The PWHPA rose from the collapse of the Canadian Women's Hockey League folding two years ago.

The goal of the movement, which includes Canadian and U.S. national team stars, is a sustainable women's professional league that provides the competitive supports the men's pros get, and a living wage.

The PWHPA held a series of showcase tournaments and games in 2019-20 on both sides of the border under the banner of the Dream Gap Tour to garner support for their cause.

The cancellation of both the 2020 and 2021 women's world hockey championship in Nova Scotia because of COVID-19, plus pandemic restrictions across Canada barring Dream Gap Tour events in 2020-21, created a women's hockey desert for the country's top players.

The Secret Cup offered the first elite women's hockey games in Canada since a PWHPA tournament in Toronto in January 2020.

Montreal's Bauer was able to skate together as a group this winter more than Toronto's Sonnet and Calgary's Scotiabank.

Because Montreal's group included 17 players in the national women's hockey team pool, Bauer obtained exemptions from the Quebec government to practise with more regularity than Toronto and Calgary.

Montreal also had a day of rest heading into Sunday's final. Toronto played its second game in as many days following a 3-2 loss to Calgary on Saturday.

The score was tied 2-2 heading into the third.

Toronto didn't produce a go-ahead goal out of a pair of power-play chances before Poulin made it 3-2 at 14:28. Eldridge gathered her own rebound and from the mid-boards fed Poulin for the one-timer.

After a goal-free first period, Montreal's Eldridge scored the game's first goal, batting a second rebound past Tiley's outstretched pad at 4:43 of the second.

Montreal led 2-0 on a Dubois goal at 11:29. The puck squirted out to Dubois during a goal-mouth scramble. She had time to go backhand to forehand over a sprawling Tiley.

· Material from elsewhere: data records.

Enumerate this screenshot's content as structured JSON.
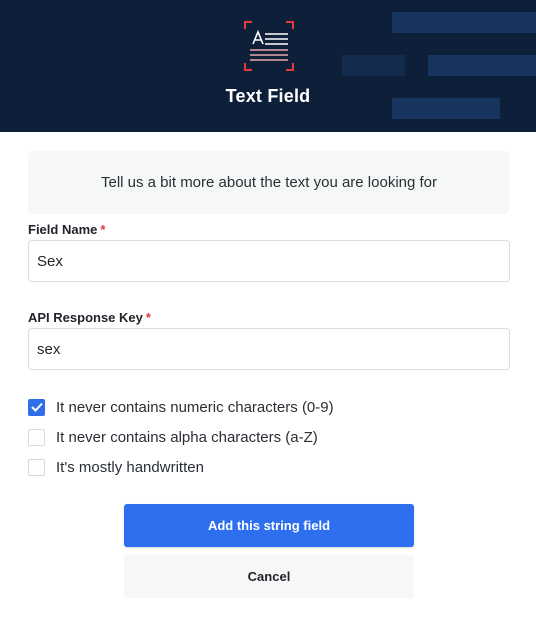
{
  "header": {
    "title": "Text Field",
    "icon": "text-field-icon",
    "colors": {
      "background": "#0e1f3a",
      "accent": "#e23b3b"
    }
  },
  "info": {
    "text": "Tell us a bit more about the text you are looking for"
  },
  "fields": {
    "field_name": {
      "label": "Field Name",
      "required_marker": "*",
      "value": "Sex"
    },
    "api_key": {
      "label": "API Response Key",
      "required_marker": "*",
      "value": "sex"
    }
  },
  "options": [
    {
      "label": "It never contains numeric characters (0-9)",
      "checked": true
    },
    {
      "label": "It never contains alpha characters (a-Z)",
      "checked": false
    },
    {
      "label": "It's mostly handwritten",
      "checked": false
    }
  ],
  "actions": {
    "add_label": "Add this string field",
    "cancel_label": "Cancel",
    "primary_color": "#2d6fef"
  }
}
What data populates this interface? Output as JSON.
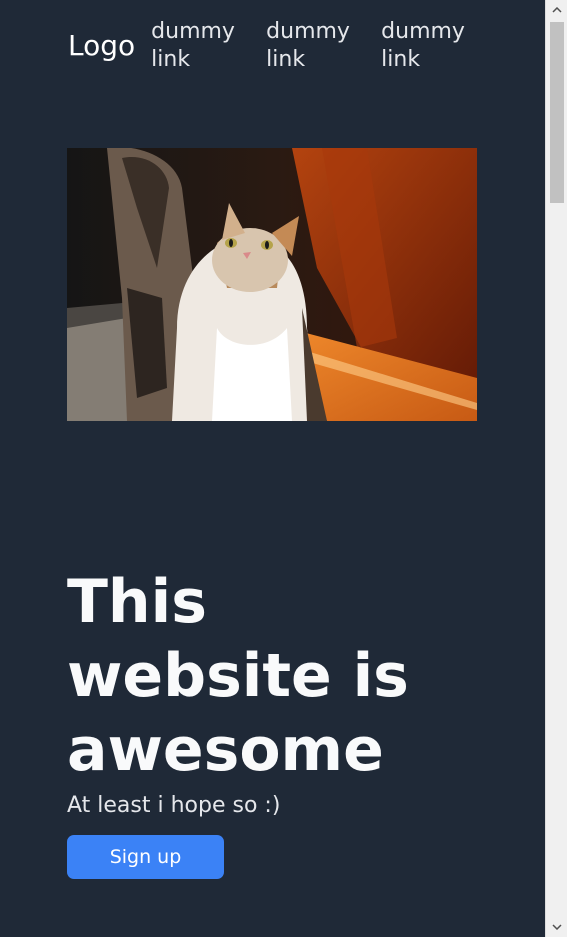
{
  "navbar": {
    "logo": "Logo",
    "links": [
      "dummy link",
      "dummy link",
      "dummy link"
    ]
  },
  "hero": {
    "image_subject": "cat-photo",
    "title": "This website is awesome",
    "subtitle": "At least i hope so :)",
    "cta_label": "Sign up"
  },
  "colors": {
    "background": "#1f2937",
    "accent": "#3b82f6",
    "text": "#f9fafb"
  }
}
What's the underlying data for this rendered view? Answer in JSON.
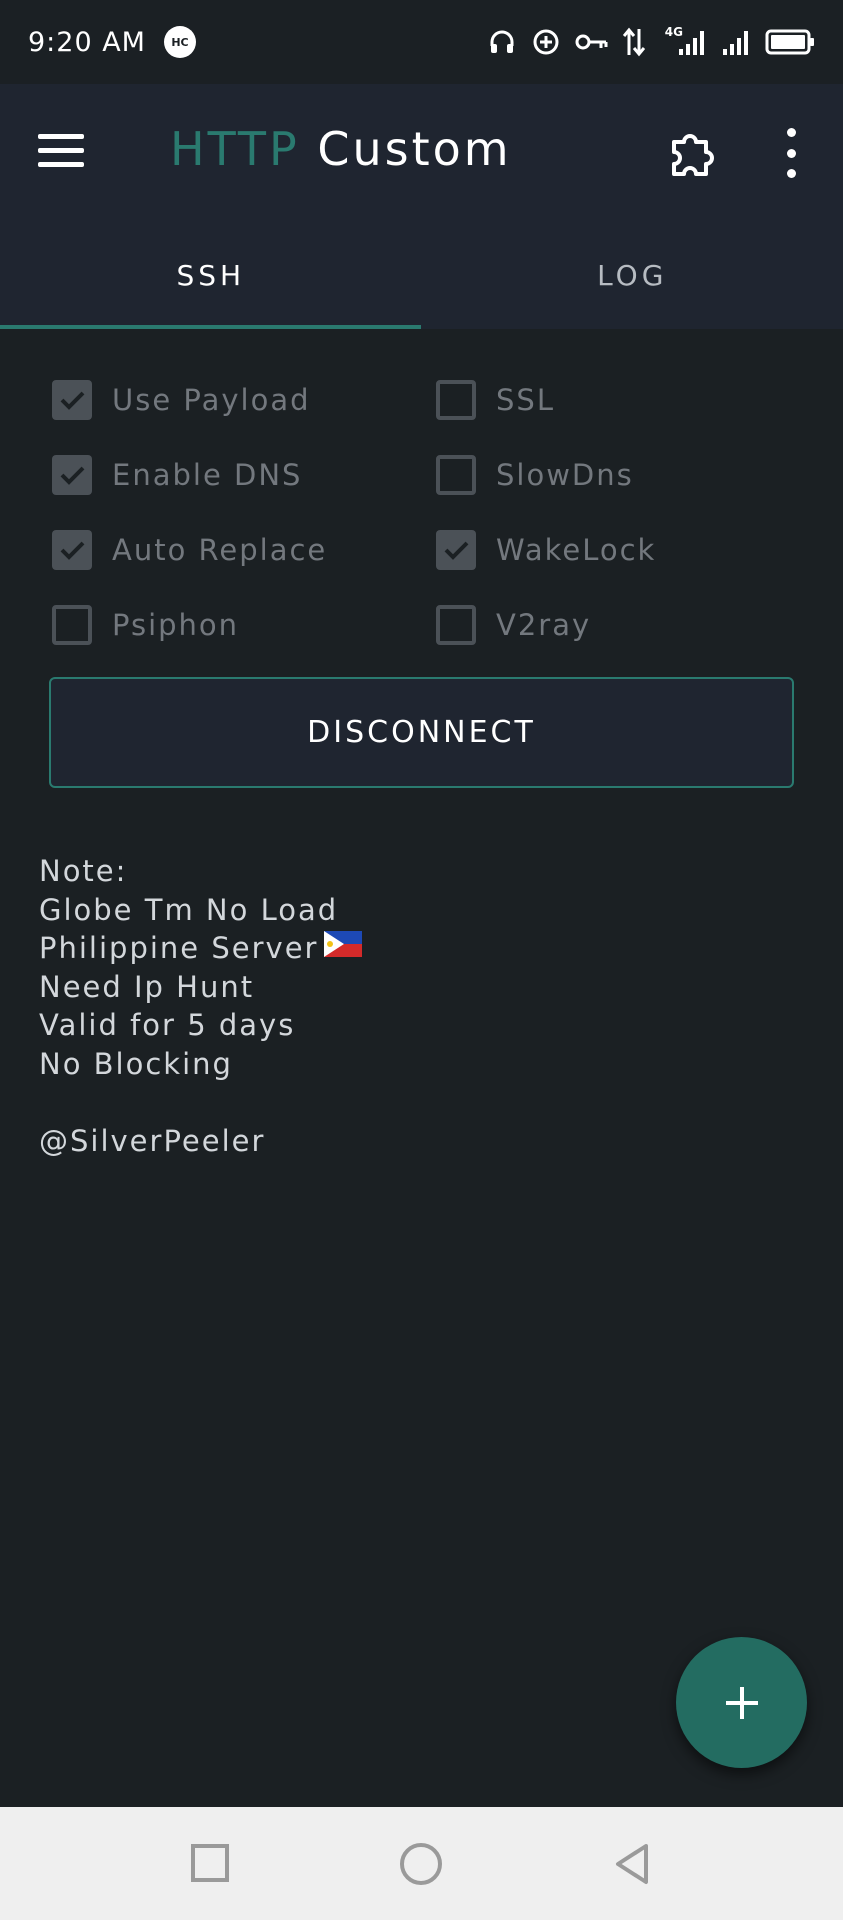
{
  "status_bar": {
    "time": "9:20 AM",
    "badge": "HC",
    "network": "4G",
    "icons": [
      "headset-icon",
      "data-saver-icon",
      "vpn-key-icon",
      "data-arrows-icon",
      "signal-icon",
      "signal-icon-2",
      "battery-icon"
    ]
  },
  "toolbar": {
    "title_part1": "HTTP",
    "title_part2": "Custom",
    "menu_icon": "hamburger-menu-icon",
    "plugin_icon": "puzzle-icon",
    "more_icon": "more-vertical-icon"
  },
  "tabs": [
    {
      "label": "SSH",
      "active": true
    },
    {
      "label": "LOG",
      "active": false
    }
  ],
  "options": [
    {
      "label": "Use Payload",
      "checked": true
    },
    {
      "label": "SSL",
      "checked": false
    },
    {
      "label": "Enable DNS",
      "checked": true
    },
    {
      "label": "SlowDns",
      "checked": false
    },
    {
      "label": "Auto Replace",
      "checked": true
    },
    {
      "label": "WakeLock",
      "checked": true
    },
    {
      "label": "Psiphon",
      "checked": false
    },
    {
      "label": "V2ray",
      "checked": false
    }
  ],
  "button": {
    "label": "DISCONNECT"
  },
  "note": {
    "lines": [
      "Note:",
      "Globe Tm No Load",
      "Philippine Server",
      "Need Ip Hunt",
      "Valid for 5 days",
      "No Blocking",
      "",
      "@SilverPeeler"
    ],
    "flag_icon": "philippine-flag-icon"
  },
  "fab": {
    "icon": "plus-icon"
  },
  "nav": {
    "icons": [
      "recents-square-icon",
      "home-circle-icon",
      "back-triangle-icon"
    ]
  },
  "colors": {
    "accent": "#2a7a6f",
    "background": "#1b2023",
    "toolbar": "#1f2530",
    "fab": "#236c61"
  }
}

Toronto's Nurse halved the deficit 18 seconds later. Nurse's shot from the high slot deflected off Desbiens' blocker and over the goaltender's head into the net.

Jenner pulled Toronto even with 23 seconds remaining in the second period. Nurse won the offensive-zone draw to send the puck back to Jenner, who used the screen to beat Desbiens far side.

Desbiens foiled a pair of two-on-one chances involving Natalie Spooner and Loren Gabel in the opening period.

Alberta health authorities approved PWHPA's pandemic protocols adopted from Hockey Canada's for this year's world junior men's hockey championship in Edmonton.

Sportsnet carried the final three games and streamed all seven.